Since HTTP support is nothing new, how to establish an HTTP connection is already well documented. Indeed it's something many J2ME developers are familiar with, but for the benefit of the newby who might favour this site with a visit here's how it works:
HttpConnection c = (HttpConnection)Connector.open(url);
When looking at the MMAPI I mentioned that the size of a record in the RMS is limited to about 128kb, to overcome this shortcoming, I decided to write the captured audio to the OutputStream of the HTTPConnection. The idea is that it would then facilitate a longer recording.

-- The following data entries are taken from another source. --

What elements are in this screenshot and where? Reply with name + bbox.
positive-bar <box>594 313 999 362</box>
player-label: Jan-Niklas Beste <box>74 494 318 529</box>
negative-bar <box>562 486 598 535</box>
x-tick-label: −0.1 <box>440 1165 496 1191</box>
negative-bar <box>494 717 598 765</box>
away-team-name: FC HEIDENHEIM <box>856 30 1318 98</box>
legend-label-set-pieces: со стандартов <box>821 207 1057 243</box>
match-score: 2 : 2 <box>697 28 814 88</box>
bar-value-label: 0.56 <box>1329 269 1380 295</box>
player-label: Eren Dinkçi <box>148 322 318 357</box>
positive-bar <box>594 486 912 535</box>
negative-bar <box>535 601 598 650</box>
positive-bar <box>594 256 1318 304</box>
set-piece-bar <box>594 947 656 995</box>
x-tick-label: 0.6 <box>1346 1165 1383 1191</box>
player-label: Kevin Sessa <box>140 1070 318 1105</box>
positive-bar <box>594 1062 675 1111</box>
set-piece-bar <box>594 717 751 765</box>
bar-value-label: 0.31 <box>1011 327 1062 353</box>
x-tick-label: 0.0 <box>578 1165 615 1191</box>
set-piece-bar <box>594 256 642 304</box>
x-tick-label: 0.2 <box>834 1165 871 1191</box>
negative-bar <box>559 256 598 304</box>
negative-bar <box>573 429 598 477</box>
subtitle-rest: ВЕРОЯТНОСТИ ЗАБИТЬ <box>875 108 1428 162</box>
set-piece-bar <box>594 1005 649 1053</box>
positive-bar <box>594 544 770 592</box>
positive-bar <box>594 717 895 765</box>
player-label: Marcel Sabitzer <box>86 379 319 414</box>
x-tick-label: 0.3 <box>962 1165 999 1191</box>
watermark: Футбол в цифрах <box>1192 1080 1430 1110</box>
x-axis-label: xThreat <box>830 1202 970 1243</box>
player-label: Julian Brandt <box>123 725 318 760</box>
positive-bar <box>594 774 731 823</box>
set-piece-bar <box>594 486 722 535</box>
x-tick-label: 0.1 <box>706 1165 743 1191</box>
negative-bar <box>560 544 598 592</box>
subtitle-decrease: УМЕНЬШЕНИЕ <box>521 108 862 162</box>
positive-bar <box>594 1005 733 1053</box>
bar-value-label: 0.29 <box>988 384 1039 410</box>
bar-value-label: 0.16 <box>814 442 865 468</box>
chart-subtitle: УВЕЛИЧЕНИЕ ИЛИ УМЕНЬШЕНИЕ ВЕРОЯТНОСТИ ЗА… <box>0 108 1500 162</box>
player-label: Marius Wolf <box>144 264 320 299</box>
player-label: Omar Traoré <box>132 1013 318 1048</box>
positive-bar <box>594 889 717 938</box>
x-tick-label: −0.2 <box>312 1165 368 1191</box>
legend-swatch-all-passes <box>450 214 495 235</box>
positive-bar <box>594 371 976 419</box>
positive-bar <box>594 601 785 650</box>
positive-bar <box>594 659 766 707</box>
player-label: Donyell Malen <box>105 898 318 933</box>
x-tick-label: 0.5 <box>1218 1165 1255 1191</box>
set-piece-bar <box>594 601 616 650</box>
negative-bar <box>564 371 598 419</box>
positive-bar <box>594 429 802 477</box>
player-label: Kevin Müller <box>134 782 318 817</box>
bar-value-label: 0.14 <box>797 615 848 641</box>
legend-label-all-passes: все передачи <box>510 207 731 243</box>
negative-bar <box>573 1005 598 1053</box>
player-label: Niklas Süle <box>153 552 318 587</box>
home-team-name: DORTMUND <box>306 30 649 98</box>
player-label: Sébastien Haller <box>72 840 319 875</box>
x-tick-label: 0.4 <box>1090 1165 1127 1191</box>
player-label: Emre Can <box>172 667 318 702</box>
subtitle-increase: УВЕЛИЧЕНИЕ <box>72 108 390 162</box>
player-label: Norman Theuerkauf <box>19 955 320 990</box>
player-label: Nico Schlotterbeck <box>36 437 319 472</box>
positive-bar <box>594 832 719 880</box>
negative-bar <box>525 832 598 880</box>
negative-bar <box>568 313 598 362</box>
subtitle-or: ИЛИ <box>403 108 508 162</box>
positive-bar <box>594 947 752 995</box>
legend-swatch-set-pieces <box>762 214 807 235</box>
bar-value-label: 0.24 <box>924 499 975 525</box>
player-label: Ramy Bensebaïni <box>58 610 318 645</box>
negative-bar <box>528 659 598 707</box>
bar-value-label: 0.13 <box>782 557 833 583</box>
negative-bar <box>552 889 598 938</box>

Unfortunately it didn't quite work out, it resulted in what would be called a buffer overflow in the C world but in this Java 2 Micro Enviorenement it resulted in a Symbina OS error. Apparently all the captured data is kept in memory before being written to the OutputStream in a single operation. This certainly is the way HTTPUrlConnection in the Standard Edition works. What should happen is that all the data should be written to disk as it's being captured but that does not seem to happen.
Another existing feature of the nokia 6600 is that it is among the very small number of phones that provide access to the bluetooth subsystem through java. Not being an expert in the bluetooth API, this features was checked out using Ben Hui's bluechat MIDlet, but I did manage to connect to other devices equipped with bluetooth radios.
Unfortunately at the time of writing none of the other Bluetooth phones that I have access to come equipped with the J2ME BT API (there's a mouthfull of abbreviations for you) so this study was some what restricted.
If you use the AMR format as discussed above, you may be able to make a longer recording because it is highly efficient when it comes to storage space. The PCM format takes up much for space. Since the available storage space is limited normally you change your WTK settings to match the capacity of the device. That does not work with audio capture since we are forced to work with different encoding when switching between the WTK and phone. You have to keep your fingures crossed that the storage space will not be exceeded.